A lot of my education and career have revolved around wellbeing, though it wasn’t always clear to me at the time! At university my research was focused on community engagement and participation to create better spaces for the local community; I’ve worked previously in the education sector where projects revolved around pushing for better design, better lighting and brighter spaces for students; which has all led to my specialism in business space, where wellbeing is more important than ever.

Even outside of work, a lot of my hobbies relate to wellbeing – I run half-marathons frequently (hoping to finally get into the London Marathon next year), practice Pilates and Kickboxing and I’m often in the gym for mental wellbeing more than anything else. I also enjoy getting out to the coast and countryside as much as I can. Finally, I launched my own blog called Project Wellbeing this year, a space for me to discuss wellbeing with other similar minded professionals, whilst also giving insight into the latest trends, research and opinion on wellbeing, particularly within the workplace.


How would you describe a WELL Accredited Professional?

A WELL Accredited Professional is an individual who works within the built environment, with a particular interest in wellbeing and has studied and taken an exam to become an Accredited Professional with the WELL Building Standard. As a WELL AP, I can assist projects in gaining WELL accreditation by supporting the team and helping to drive the design. However, it is not a role that allows me to certify/test/verify a project; a project must be registered with the IWBI to begin that process. By having the WELL AP qualification, it shows ‘expertise in the WELL Building Standard, and a commitment to advancing human health and wellness in  buildings and communities around the world’.


What are the most important benefits that you believe WELL can bring, from a business + sustainability perspective?

Humans have a natural affinity to nature, and most of us know without being taught that fresh air, good daylight, comfortable & supportive seating, and the right nutrition is healthy and makes us feel good. As professionals in the built environment, we also know how to design for that and create those spaces. However WELL adds another layer on top of that, a layer that is backed by rigorous scientific research, peer review, testing, verification and certification. It’s a way of measuring wellbeing and creating better spaces for people, based on scientific measurement and fact and not just opinion.

Therefore, I think the most important benefits that WELL can bring from a business perspective are:

  • It demonstrates a commitment from the business that wellbeing of people is at the forefront of their design offering
  • It allows businesses to compete and have a higher change of winning schemes which require high quality wellbeing design
  • In-house project support to ensure that all schemes have wellbeing design incorporated whether principles or through certification
  • Having employees who are healthy and safe improves business productivity, reduces sickness and absenteeism, meaning that business can be more sustainable and therefore more likely to be profitable 

And from a sustainability perspective:

  • Providing buildings and spaces which are designed to be high quality for air, thermal comfort, reduction in solar gains and glare etc. So less additional resources should be needed i.e. additional space heaters or cooling systems, once the scheme has been completed.
  • Better materials which are better for sustainable growth and development, as well as reducing harmful chemicals such as VOCs and formaldehyde
  • Social sustainability with sustainable practices, no tolerance of slave labour and engagement with the community
  • Improving occupant health – encouraging occupants to eat healthily, move more, breather better quality air, and reduce stress with access to mental health & stress reduction support.
The seven concepts of the WELL Building Standard


What does WELL accreditation mean to you and why is it important to you?

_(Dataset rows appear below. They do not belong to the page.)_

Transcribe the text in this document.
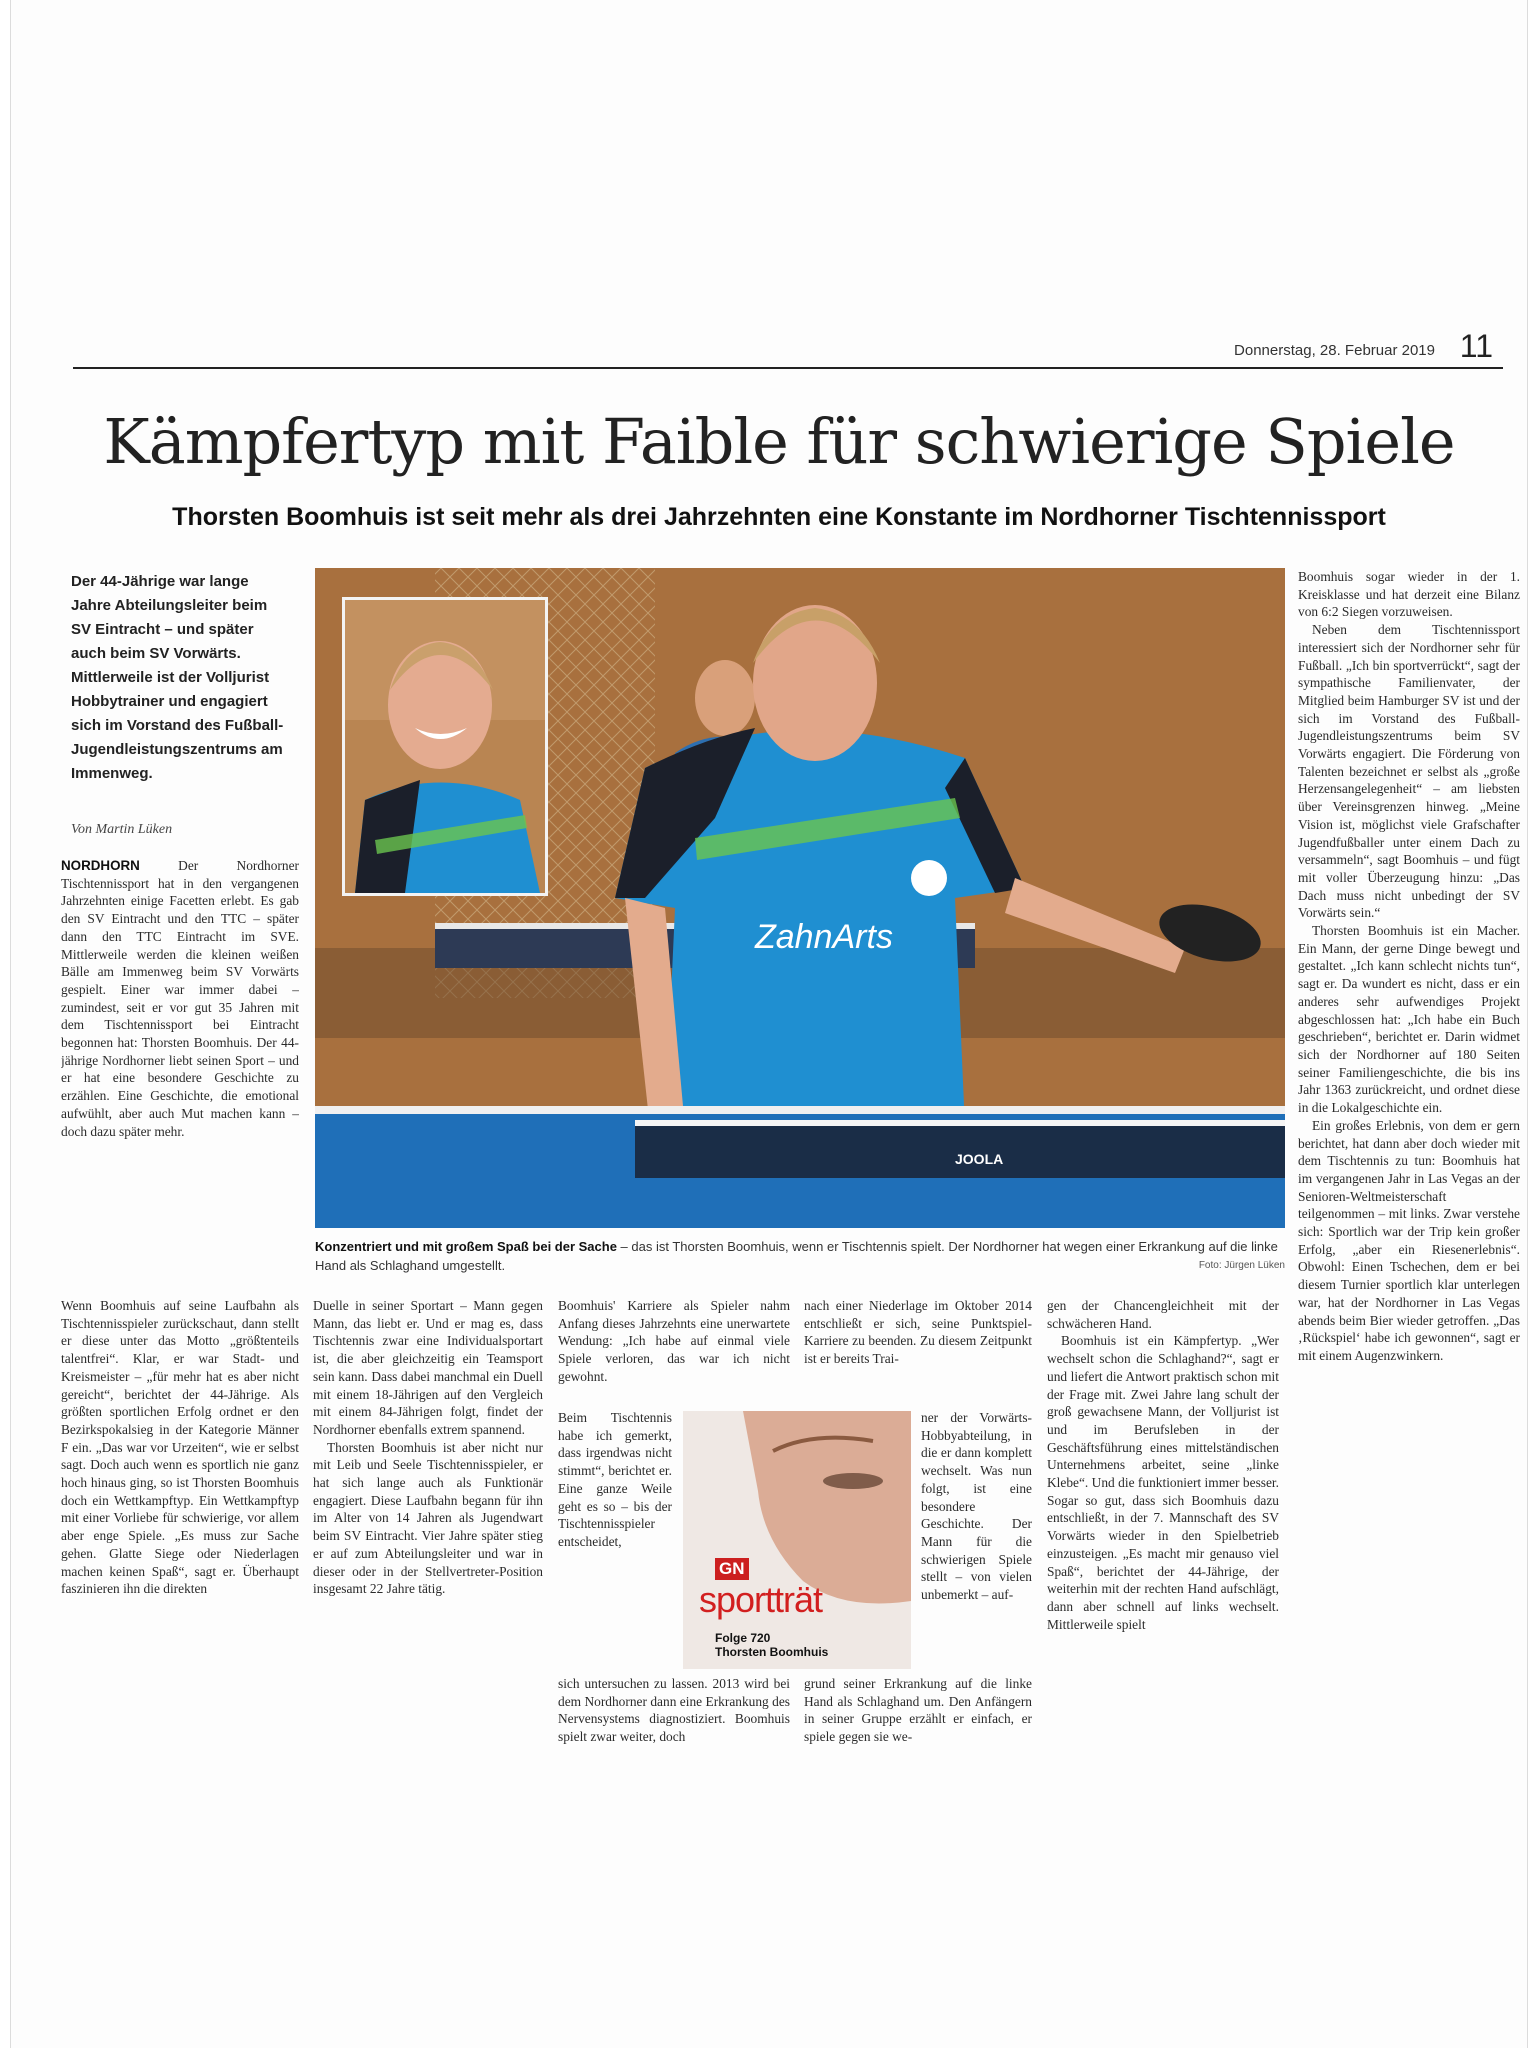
Donnerstag, 28. Februar 2019 11
Kämpfertyp mit Faible für schwierige Spiele
Thorsten Boomhuis ist seit mehr als drei Jahrzehnten eine Konstante im Nordhorner Tischtennissport

Der 44-Jährige war lange Jahre Abteilungsleiter beim SV Eintracht – und später auch beim SV Vorwärts. Mittlerweile ist der Volljurist Hobbytrainer und engagiert sich im Vorstand des Fußball-Jugendleistungszentrums am Immenweg.

Von Martin Lüken

NORDHORN	Der Nordhorner Tischtennissport hat in den vergangenen Jahrzehnten einige Facetten erlebt. Es gab den SV Eintracht und den TTC – später dann den TTC Eintracht im SVE. Mittlerweile werden die kleinen weißen Bälle am Immenweg beim SV Vorwärts gespielt. Einer war immer dabei – zumindest, seit er vor gut 35 Jahren mit dem Tischtennissport bei Eintracht begonnen hat: Thorsten Boomhuis. Der 44-jährige Nordhorner liebt seinen Sport – und er hat eine besondere Geschichte zu erzählen. Eine Geschichte, die emotional aufwühlt, aber auch Mut machen kann – doch dazu später mehr.

Wenn Boomhuis auf seine Laufbahn als Tischtennisspieler zurückschaut, dann stellt er diese unter das Motto „größtenteils talentfrei“. Klar, er war Stadt- und Kreismeister – „für mehr hat es aber nicht gereicht“, berichtet der 44-Jährige. Als größten sportlichen Erfolg ordnet er den Bezirkspokalsieg in der Kategorie Männer F ein. „Das war vor Urzeiten“, wie er selbst sagt. Doch auch wenn es sportlich nie ganz hoch hinaus ging, so ist Thorsten Boomhuis doch ein Wettkampftyp. Ein Wettkampftyp mit einer Vorliebe für schwierige, vor allem aber enge Spiele. „Es muss zur Sache gehen. Glatte Siege oder Niederlagen machen keinen Spaß“, sagt er. Überhaupt faszinieren ihn die direkten

Duelle in seiner Sportart – Mann gegen Mann, das liebt er. Und er mag es, dass Tischtennis zwar eine Individualsportart ist, die aber gleichzeitig ein Teamsport sein kann. Dass dabei manchmal ein Duell mit einem 18-Jährigen auf den Vergleich mit einem 84-Jährigen folgt, findet der Nordhorner ebenfalls extrem spannend.

Thorsten Boomhuis ist aber nicht nur mit Leib und Seele Tischtennisspieler, er hat sich lange auch als Funktionär engagiert. Diese Laufbahn begann für ihn im Alter von 14 Jahren als Jugendwart beim SV Eintracht. Vier Jahre später stieg er auf zum Abteilungsleiter und war in dieser oder in der Stellvertreter-Position insgesamt 22 Jahre tätig.

Boomhuis' Karriere als Spieler nahm Anfang dieses Jahrzehnts eine unerwartete Wendung: „Ich habe auf einmal viele Spiele verloren, das war ich nicht gewohnt.

Beim Tischtennis habe ich gemerkt, dass irgendwas nicht stimmt“, berichtet er. Eine ganze Weile geht es so – bis der Tischtennisspieler entscheidet,

sich untersuchen zu lassen. 2013 wird bei dem Nordhorner dann eine Erkrankung des Nervensystems diagnostiziert. Boomhuis spielt zwar weiter, doch

nach einer Niederlage im Oktober 2014 entschließt er sich, seine Punktspiel-Karriere zu beenden. Zu diesem Zeitpunkt ist er bereits Trai-

ner der Vorwärts-Hobbyabteilung, in die er dann komplett wechselt. Was nun folgt, ist eine besondere Geschichte. Der Mann für die schwierigen Spiele stellt – von vielen unbemerkt – auf-

grund seiner Erkrankung auf die linke Hand als Schlaghand um. Den Anfängern in seiner Gruppe erzählt er einfach, er spiele gegen sie we-

gen der Chancengleichheit mit der schwächeren Hand.

Boomhuis ist ein Kämpfertyp. „Wer wechselt schon die Schlaghand?“, sagt er und liefert die Antwort praktisch schon mit der Frage mit. Zwei Jahre lang schult der groß gewachsene Mann, der Volljurist ist und im Berufsleben in der Geschäftsführung eines mittelständischen Unternehmens arbeitet, seine „linke Klebe“. Und die funktioniert immer besser. Sogar so gut, dass sich Boomhuis dazu entschließt, in der 7. Mannschaft des SV Vorwärts wieder in den Spielbetrieb einzusteigen. „Es macht mir genauso viel Spaß“, berichtet der 44-Jährige, der weiterhin mit der rechten Hand aufschlägt, dann aber schnell auf links wechselt. Mittlerweile spielt

Boomhuis sogar wieder in der 1. Kreisklasse und hat derzeit eine Bilanz von 6:2 Siegen vorzuweisen.

Neben dem Tischtennissport interessiert sich der Nordhorner sehr für Fußball. „Ich bin sportverrückt“, sagt der sympathische Familienvater, der Mitglied beim Hamburger SV ist und der sich im Vorstand des Fußball-Jugendleistungszentrums beim SV Vorwärts engagiert. Die Förderung von Talenten bezeichnet er selbst als „große Herzensangelegenheit“ – am liebsten über Vereinsgrenzen hinweg. „Meine Vision ist, möglichst viele Grafschafter Jugendfußballer unter einem Dach zu versammeln“, sagt Boomhuis – und fügt mit voller Überzeugung hinzu: „Das Dach muss nicht unbedingt der SV Vorwärts sein.“

Thorsten Boomhuis ist ein Macher. Ein Mann, der gerne Dinge bewegt und gestaltet. „Ich kann schlecht nichts tun“, sagt er. Da wundert es nicht, dass er ein anderes sehr aufwendiges Projekt abgeschlossen hat: „Ich habe ein Buch geschrieben“, berichtet er. Darin widmet sich der Nordhorner auf 180 Seiten seiner Familiengeschichte, die bis ins Jahr 1363 zurückreicht, und ordnet diese in die Lokalgeschichte ein.

Ein großes Erlebnis, von dem er gern berichtet, hat dann aber doch wieder mit dem Tischtennis zu tun: Boomhuis hat im vergangenen Jahr in Las Vegas an der Senioren-Weltmeisterschaft teilgenommen – mit links. Zwar verstehe sich: Sportlich war der Trip kein großer Erfolg, „aber ein Riesenerlebnis“. Obwohl: Einen Tschechen, dem er bei diesem Turnier sportlich klar unterlegen war, hat der Nordhorner in Las Vegas abends beim Bier wieder getroffen. „Das ‚Rückspiel‘ habe ich gewonnen“, sagt er mit einem Augenzwinkern.

ZahnArts
JOOLA
Konzentriert und mit großem Spaß bei der Sache – das ist Thorsten Boomhuis, wenn er Tischtennis spielt. Der Nordhorner hat wegen einer Erkrankung auf die linke Hand als Schlaghand umgestellt.	Foto: Jürgen Lüken
GN
sportträt
Folge 720
Thorsten Boomhuis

As an architect, I want to make sure that the spaces I design are the very best for the people inhabiting them and contribute positively to their health & wellbeing, as well as the wider environment. Being a WELL AP is a natural extension of that and allows me to enhance my offering and understanding of how places impact people, and design spaces that improve the health & wellbeing of the end-user.  

According to the World Health Organisation, the single biggest impact on human health is the physical/social environment that you live in, more than access to healthcare, genes and lifestyle combined, so it’s imperative that we contribute positively to ensure that we all have the best possible chance of living healthily and happily.